Duke Energy, the largest U.S. power utility, announced a major commitment to address climate change by setting a target to achieve net-zero carbon emissions by 2050, with an interim target of 50 percent carbon emission reductions by 2030.
The company’s 2017 goal to reduce carbon emissions 40% by 2030 was one of the industry’s most ambitious at the time. The utility now says “sustained, low natural gas prices and declining costs for renewables and storage” have allowed the company to accelerate that goal.
The company will work with regulators and stakeholders in the states it serves and will outline proposed steps in the resource plans it files. Phasing out remaining coal generation will occur gradually and on different timelines in the states Duke Energy serves to protect customer rates and reliability.
How do they get there? Obviously solar and wind and storage, but natural gas got a big shout out as well:
“We’re planning to at least double our portfolio of solar, wind and other renewables by 2025. We’ll continue deploying low-cost natural gas to speed the transition from coal and maintain reliability. New natural gas infrastructure will be required to fuel this transition and balance renewables. We’ll continue expanding energy storage, energy efficiency and electric vehicle infrastructure.”
Some other notes from the announcement:
Nuclear will play a role. “Our nuclear fleet’s nearly 11,000 megawatts of carbon-free generation in the Carolinas is central to our ability to meet these goals. That’s enough energy to serve 7 million homes.”

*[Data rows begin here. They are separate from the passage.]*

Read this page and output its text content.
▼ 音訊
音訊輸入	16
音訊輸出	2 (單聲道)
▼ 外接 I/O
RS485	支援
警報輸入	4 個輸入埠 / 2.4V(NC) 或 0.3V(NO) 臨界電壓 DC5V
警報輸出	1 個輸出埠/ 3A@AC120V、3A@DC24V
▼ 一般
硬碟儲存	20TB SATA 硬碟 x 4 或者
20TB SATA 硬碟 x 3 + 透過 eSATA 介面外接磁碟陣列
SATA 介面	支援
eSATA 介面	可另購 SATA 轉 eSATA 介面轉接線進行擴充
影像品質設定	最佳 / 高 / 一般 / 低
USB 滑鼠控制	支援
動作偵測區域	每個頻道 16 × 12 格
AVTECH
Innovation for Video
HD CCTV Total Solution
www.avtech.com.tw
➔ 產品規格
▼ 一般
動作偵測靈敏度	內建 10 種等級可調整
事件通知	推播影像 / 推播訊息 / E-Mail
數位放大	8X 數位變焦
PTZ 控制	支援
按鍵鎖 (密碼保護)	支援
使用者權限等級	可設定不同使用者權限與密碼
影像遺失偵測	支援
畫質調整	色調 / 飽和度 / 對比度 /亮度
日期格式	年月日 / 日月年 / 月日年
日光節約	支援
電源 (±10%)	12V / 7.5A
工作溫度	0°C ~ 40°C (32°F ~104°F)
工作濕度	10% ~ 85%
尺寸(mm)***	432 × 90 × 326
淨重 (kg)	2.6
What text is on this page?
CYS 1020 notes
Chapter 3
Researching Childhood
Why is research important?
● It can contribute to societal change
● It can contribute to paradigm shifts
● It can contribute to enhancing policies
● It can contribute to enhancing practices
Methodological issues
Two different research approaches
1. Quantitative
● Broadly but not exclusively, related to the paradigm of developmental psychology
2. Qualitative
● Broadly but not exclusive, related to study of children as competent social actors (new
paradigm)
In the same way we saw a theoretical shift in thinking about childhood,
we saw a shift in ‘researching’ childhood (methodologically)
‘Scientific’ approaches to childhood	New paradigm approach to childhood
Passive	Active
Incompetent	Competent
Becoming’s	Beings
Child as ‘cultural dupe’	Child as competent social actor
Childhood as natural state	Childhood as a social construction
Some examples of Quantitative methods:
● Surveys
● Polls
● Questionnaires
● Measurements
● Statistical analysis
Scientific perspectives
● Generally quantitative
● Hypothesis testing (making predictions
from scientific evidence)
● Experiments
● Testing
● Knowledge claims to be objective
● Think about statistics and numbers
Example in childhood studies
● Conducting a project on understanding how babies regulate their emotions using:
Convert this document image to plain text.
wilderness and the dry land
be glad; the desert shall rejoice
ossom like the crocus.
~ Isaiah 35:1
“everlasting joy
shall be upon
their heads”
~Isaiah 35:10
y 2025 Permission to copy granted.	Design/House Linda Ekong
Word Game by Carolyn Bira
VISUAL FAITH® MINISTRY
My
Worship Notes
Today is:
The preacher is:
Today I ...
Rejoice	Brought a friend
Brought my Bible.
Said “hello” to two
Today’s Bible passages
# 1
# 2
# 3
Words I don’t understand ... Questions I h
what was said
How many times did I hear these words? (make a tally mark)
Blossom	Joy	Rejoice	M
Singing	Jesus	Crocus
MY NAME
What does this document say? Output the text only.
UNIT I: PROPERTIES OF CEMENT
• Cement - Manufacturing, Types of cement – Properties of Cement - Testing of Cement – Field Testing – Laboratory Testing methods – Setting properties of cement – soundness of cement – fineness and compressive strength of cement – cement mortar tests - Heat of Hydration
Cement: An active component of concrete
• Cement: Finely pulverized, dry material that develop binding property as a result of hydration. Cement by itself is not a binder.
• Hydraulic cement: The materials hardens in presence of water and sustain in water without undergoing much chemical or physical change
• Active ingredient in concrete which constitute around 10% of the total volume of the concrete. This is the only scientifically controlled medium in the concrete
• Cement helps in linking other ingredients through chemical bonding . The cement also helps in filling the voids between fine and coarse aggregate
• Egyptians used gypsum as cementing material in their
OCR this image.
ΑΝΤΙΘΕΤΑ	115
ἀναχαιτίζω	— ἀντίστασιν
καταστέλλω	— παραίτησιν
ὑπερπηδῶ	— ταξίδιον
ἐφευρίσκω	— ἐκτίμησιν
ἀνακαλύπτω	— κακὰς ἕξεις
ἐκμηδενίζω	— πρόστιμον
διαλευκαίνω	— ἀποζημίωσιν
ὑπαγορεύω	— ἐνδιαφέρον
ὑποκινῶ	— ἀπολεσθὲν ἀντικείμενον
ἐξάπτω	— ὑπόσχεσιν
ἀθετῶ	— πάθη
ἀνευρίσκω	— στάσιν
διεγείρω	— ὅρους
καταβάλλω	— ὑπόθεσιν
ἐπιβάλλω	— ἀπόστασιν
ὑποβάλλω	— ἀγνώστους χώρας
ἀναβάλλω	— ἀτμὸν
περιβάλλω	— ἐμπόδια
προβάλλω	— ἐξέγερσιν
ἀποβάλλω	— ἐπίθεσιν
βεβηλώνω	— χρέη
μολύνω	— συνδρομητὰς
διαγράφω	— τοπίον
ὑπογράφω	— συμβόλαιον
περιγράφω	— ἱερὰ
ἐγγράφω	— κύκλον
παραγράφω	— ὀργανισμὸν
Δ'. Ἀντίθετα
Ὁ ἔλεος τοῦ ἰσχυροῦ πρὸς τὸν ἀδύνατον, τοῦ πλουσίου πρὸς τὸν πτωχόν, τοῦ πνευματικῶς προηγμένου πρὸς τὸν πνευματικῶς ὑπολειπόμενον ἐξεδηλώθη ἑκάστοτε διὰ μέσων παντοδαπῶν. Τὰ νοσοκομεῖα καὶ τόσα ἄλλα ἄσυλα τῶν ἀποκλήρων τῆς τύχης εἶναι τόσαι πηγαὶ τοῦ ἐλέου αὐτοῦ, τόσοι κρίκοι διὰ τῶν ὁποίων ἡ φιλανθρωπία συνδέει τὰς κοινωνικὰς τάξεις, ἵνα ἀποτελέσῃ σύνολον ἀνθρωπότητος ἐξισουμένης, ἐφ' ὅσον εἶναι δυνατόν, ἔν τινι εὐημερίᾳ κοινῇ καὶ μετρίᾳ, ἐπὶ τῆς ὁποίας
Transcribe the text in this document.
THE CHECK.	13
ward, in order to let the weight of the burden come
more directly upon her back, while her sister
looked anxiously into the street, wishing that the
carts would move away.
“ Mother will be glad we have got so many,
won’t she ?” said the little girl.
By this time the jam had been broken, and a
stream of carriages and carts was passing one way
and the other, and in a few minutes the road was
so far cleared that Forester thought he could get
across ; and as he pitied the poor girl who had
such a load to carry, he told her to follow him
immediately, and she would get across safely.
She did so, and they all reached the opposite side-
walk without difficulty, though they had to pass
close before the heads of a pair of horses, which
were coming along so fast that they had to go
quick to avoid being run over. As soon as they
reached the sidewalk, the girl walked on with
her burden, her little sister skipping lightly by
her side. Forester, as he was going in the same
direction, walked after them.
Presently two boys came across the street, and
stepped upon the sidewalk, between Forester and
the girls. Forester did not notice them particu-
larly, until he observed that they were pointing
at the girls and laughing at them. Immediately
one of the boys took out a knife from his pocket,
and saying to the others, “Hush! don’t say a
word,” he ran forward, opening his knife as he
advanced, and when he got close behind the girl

The grid will get an upgrade. “The company is investing in a multiyear effort to create a smarter and more resilient grid that can protect against extreme weather and cyber or physical attacks. These grid improvements also support adding more renewables, while avoiding outages and providing customers more control over their energy use.”
Following the announcement, As You Sow, a nonprofit that promotes environmental and social corporate responsibility, raised concerns about Duke’s reliance on natural gas.
“It is concerning as recent research from the Rocky Mountain Institute signals that by 2035 more than 90 percent of proposed combined-cycle gas plants would be uneconomic to run versus a clean energy portfolio, demonstrating risk of asset stranding.”